We generate a real gas synthetic case with errors in the time-varying BHP. First, we convert pressures into pseudopressures. Second, we deconvolve the pseudopressure history by applying the regularized exponential basis function inverse scheme to obtain an equivalent rate—the unit-pseudopressure-drop rate at standard conditions—at constant BHP. Third, we history match the production using the scaled single-phase compressible fluid physics-based model for three different approaches: (a) using rate-time-pressure data with rate-pseudopressure deconvolution, (b) using rate-time-pressure data using just rate-pressure deconvolution, and (c) using only rate-time data. Finally, we compare the results in terms of their history matches and estimated reservoir parameters. We conclude by illustrating the application of this procedure to shale gas wells.
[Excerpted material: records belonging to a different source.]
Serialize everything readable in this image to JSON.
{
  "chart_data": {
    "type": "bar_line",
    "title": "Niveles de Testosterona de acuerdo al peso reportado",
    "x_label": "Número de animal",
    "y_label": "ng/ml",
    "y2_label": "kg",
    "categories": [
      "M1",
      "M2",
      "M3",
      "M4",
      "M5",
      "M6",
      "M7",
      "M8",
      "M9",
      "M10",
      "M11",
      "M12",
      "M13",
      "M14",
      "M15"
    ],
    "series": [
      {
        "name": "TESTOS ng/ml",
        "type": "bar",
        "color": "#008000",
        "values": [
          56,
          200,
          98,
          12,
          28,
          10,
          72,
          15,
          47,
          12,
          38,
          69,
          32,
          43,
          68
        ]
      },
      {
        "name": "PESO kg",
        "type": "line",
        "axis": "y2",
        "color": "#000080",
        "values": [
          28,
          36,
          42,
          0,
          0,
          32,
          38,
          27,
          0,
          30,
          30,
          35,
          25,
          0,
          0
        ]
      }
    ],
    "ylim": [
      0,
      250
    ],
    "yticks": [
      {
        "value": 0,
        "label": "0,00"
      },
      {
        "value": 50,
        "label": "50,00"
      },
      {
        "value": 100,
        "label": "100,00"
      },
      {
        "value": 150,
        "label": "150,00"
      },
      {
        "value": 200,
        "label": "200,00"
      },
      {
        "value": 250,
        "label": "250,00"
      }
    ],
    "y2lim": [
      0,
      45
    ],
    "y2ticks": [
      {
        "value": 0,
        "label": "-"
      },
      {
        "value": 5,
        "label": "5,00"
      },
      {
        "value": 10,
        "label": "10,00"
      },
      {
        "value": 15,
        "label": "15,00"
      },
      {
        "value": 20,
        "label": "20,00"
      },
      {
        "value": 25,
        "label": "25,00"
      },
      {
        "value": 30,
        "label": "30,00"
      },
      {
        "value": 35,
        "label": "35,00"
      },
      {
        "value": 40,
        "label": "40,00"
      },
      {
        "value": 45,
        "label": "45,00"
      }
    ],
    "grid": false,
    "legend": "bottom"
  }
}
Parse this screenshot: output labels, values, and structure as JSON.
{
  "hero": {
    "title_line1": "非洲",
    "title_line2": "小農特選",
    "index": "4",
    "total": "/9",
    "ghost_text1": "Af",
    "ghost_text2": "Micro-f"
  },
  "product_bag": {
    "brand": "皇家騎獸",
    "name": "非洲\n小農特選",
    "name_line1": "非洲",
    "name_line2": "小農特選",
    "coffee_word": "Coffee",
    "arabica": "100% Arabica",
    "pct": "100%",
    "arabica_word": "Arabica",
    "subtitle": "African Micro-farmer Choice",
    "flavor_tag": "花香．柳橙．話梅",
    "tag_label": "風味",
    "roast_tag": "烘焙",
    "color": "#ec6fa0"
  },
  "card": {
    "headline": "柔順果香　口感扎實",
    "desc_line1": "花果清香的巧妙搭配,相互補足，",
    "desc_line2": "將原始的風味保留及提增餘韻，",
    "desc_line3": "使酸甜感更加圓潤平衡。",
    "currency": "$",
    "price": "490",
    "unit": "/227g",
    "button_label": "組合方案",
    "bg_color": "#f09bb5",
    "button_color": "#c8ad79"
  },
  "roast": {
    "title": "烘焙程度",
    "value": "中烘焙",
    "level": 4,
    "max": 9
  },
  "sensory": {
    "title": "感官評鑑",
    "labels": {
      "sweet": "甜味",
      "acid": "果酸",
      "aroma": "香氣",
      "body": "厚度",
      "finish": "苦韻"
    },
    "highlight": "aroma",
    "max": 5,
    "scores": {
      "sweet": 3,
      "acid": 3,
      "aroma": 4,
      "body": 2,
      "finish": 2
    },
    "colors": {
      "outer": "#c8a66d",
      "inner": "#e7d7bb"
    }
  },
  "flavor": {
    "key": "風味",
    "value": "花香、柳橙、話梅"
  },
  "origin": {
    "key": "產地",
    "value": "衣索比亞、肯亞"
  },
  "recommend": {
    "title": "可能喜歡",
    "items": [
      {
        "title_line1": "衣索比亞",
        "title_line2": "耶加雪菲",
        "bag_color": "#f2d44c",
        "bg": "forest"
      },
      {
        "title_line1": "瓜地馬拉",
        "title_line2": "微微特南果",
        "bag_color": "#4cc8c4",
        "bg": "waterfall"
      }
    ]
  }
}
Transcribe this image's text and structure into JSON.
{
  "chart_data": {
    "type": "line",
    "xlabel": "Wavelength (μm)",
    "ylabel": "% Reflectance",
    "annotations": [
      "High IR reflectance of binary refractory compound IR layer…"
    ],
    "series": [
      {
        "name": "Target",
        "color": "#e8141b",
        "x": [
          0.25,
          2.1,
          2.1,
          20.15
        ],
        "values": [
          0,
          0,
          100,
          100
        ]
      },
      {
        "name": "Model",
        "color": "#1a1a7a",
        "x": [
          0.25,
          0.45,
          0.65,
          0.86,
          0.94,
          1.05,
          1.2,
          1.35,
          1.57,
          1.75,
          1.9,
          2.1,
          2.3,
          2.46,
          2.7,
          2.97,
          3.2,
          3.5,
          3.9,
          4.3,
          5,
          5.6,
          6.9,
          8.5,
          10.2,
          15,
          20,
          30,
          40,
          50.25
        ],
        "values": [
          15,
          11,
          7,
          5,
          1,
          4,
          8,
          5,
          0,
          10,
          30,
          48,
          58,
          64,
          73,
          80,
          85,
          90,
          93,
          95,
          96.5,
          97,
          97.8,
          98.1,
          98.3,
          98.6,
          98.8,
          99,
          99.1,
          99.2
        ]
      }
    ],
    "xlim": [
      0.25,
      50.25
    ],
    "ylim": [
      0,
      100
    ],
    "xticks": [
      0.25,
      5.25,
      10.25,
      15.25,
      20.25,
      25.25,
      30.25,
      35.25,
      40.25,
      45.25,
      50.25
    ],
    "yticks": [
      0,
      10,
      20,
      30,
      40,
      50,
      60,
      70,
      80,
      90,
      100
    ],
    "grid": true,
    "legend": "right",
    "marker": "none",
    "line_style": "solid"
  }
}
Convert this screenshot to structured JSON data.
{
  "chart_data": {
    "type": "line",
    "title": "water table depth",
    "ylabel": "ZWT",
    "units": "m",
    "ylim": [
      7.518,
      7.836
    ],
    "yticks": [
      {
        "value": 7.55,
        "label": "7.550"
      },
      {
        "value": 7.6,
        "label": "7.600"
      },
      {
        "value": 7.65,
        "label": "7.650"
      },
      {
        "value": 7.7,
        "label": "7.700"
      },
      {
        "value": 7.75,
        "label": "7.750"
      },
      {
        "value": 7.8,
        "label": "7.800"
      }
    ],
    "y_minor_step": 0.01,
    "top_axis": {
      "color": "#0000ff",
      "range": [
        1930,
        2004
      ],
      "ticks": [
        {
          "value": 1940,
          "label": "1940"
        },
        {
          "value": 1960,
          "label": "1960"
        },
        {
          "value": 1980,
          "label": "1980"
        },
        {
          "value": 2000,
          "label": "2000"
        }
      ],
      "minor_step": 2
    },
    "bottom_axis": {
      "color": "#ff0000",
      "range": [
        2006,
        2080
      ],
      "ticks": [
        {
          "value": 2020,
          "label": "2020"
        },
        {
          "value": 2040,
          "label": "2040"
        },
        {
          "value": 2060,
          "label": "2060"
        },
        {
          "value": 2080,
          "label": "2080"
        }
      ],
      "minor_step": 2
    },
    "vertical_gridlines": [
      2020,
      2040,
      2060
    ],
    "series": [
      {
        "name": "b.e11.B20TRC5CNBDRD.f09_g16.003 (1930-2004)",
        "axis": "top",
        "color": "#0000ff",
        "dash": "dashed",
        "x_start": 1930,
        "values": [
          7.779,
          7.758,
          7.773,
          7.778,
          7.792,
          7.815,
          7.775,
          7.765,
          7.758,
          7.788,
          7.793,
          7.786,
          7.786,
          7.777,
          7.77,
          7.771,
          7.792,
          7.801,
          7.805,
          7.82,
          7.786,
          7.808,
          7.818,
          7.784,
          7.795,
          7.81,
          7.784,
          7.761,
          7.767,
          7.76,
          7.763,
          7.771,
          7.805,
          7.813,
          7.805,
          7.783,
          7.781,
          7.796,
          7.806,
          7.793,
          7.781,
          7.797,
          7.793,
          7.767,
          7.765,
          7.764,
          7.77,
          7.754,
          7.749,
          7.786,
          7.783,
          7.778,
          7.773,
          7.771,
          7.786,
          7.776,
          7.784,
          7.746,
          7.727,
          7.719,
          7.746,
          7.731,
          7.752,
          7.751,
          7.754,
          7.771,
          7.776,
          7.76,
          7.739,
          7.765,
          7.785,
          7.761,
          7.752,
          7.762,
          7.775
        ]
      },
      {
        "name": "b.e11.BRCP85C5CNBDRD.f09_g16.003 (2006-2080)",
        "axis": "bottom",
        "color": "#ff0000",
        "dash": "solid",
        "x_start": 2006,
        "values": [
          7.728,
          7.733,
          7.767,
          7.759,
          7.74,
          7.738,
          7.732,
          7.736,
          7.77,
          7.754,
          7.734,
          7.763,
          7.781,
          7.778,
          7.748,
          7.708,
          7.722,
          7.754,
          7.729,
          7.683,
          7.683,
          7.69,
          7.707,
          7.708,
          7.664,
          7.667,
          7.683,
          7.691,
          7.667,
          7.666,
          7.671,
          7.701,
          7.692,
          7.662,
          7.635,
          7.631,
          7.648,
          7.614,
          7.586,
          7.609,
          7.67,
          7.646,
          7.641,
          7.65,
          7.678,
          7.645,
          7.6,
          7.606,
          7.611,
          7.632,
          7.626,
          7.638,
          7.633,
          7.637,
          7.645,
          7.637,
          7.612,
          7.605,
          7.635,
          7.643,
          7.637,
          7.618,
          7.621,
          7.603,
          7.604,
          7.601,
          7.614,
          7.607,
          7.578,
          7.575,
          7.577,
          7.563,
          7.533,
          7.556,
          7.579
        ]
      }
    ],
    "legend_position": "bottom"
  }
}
For the synthetic case, the fit of the single-phase compressible fluid rate-time model using rate-pseudopressure deconvolution can accurately estimate the original gas in place, characteristic time, gas permeability, and fracture half-length. In contrast, considerable errors are noted when either using rate-pressure deconvolution or failing to account for variable BHP. Regarding the shale gas examples, the rate-pseudopressure deconvolution scheme accurately identifies the flow regimes present in the well, which can be difficult to detect by only analyzing rate-time data. For this reason, the fits of the scaled single-phase compressible fluid model using only rate-time result in unreasonably large estimates of the reservoir parameters and EUR. In contrast, the application of rate-pseudopressure deconvolution constrains the fits of the single-phase compressible fluid model yielding more realistic estimates of the time of end of transient flow, and EUR.
This paper illustrates the application of a workflow that accounts for variable BHP by estimating an equivalent constant unit-pseudopressure-drop gas rate (at standard conditions). We illustrate the workflow for a particular decline-curve model, but the workflow is general and can be applied to any rate-time model. The approach history matches and forecasts the production of unconventional gas reservoirs using rate-time models more accurately than assuming constant BHP.